Keep your joints healthy
You can reduce soreness and prevent joint pain by cultivating healthy habits. Our physicians individually design a joint health management plan for every patient experiencing joint pain. To avoid painful wear and tear and inflammation, you can practice these preventive measures to keep your joints healthy and supple.
Carrying extra body weight puts too much pressure on your joints, causing pain. Wear and tear occur faster with the added stress on your joints. When you reach a healthy weight, you reduce pressure, stopping pain and signs of deterioration.
Healthy joints need nutrients from food to stay healthy. If your diet lacks in necessary vitamins and minerals, your cartilage breaks down. A healthy diet that supports joint health includes:
- Vegetables, fruits, and nuts
- Lean dairy products
- Lean meat like poultry
- Fish such as herring, tuna, and mackerel
It’s also best to avoid excessive sugar, mass-produced baked goods, and fast food.
Avoid alcohol and cigarettes
Nicotine causes lasting damage to joints, and smokers are at higher risk of joint pain from arthritis. Nicotine promotes inflammation in the joints, which causes pain. Smoking damages musculoskeletal tissues, increasing the risk of injury and disease. Rotator cuff tears in smokers are almost twice as large as those in nonsmokers. Additionally, smoking makes you more likely to suffer from injuries like tendinitis or bursitis and have a higher risk of low back pain and rheumatoid arthritis.

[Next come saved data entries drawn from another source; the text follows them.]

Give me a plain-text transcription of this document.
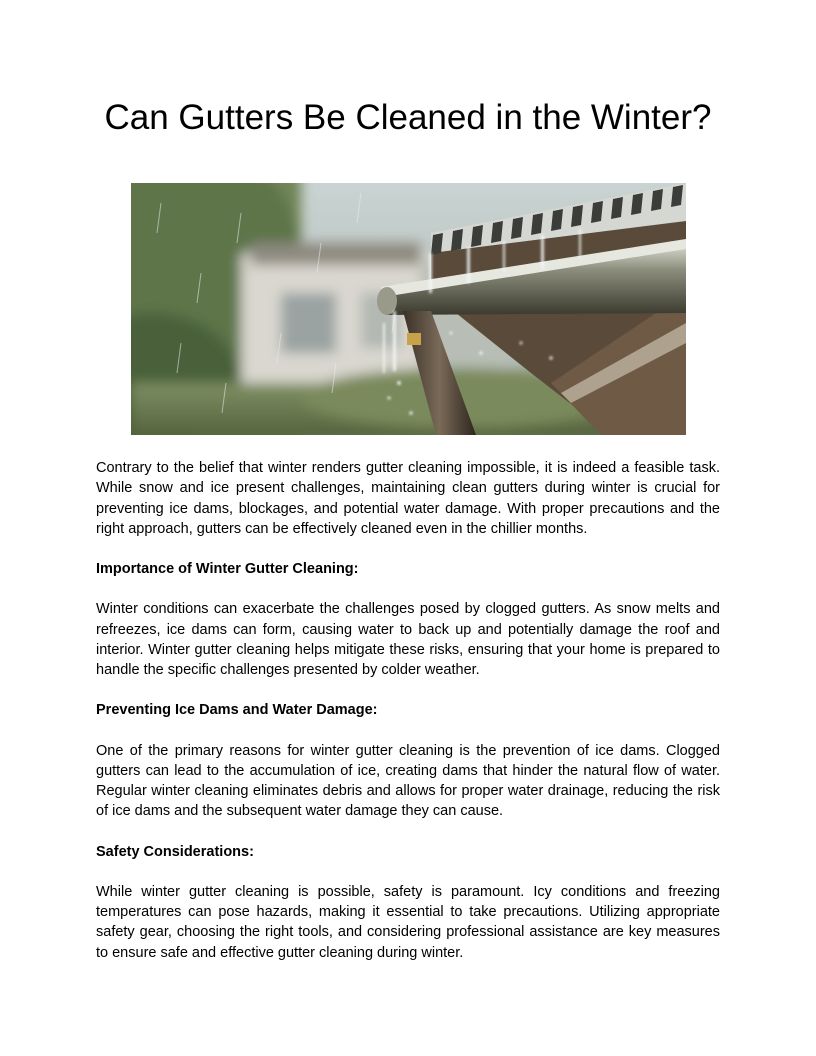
Can Gutters Be Cleaned in the Winter?

Contrary to the belief that winter renders gutter cleaning impossible, it is indeed a feasible task. While snow and ice present challenges, maintaining clean gutters during winter is crucial for preventing ice dams, blockages, and potential water damage. With proper precautions and the right approach, gutters can be effectively cleaned even in the chillier months.

Importance of Winter Gutter Cleaning:

Winter conditions can exacerbate the challenges posed by clogged gutters. As snow melts and refreezes, ice dams can form, causing water to back up and potentially damage the roof and interior. Winter gutter cleaning helps mitigate these risks, ensuring that your home is prepared to handle the specific challenges presented by colder weather.

Preventing Ice Dams and Water Damage:

One of the primary reasons for winter gutter cleaning is the prevention of ice dams. Clogged gutters can lead to the accumulation of ice, creating dams that hinder the natural flow of water. Regular winter cleaning eliminates debris and allows for proper water drainage, reducing the risk of ice dams and the subsequent water damage they can cause.

Safety Considerations:

While winter gutter cleaning is possible, safety is paramount. Icy conditions and freezing temperatures can pose hazards, making it essential to take precautions. Utilizing appropriate safety gear, choosing the right tools, and considering professional assistance are key measures to ensure safe and effective gutter cleaning during winter.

Resting your body is vital during flare-ups, but a lack of physical activity weakens muscles and causes joint stiffness. The Johns Hopkins Arthritis Center recommends exercise to keep muscles strong and joints lubricated. Regular activity reduces stiffness and pain and boosts energy and stamina by decreasing fatigue and improving sleep.
Know your limits
Exercise, weight loss, and proper nutrition can reduce joint pain, but don't overdo it. Start slowly if you’re just beginning an exercise routine or lifestyle change. Take long walks or incorporate small amounts of weight training. Create and build new habits gradually to sustain and support long-term joint health.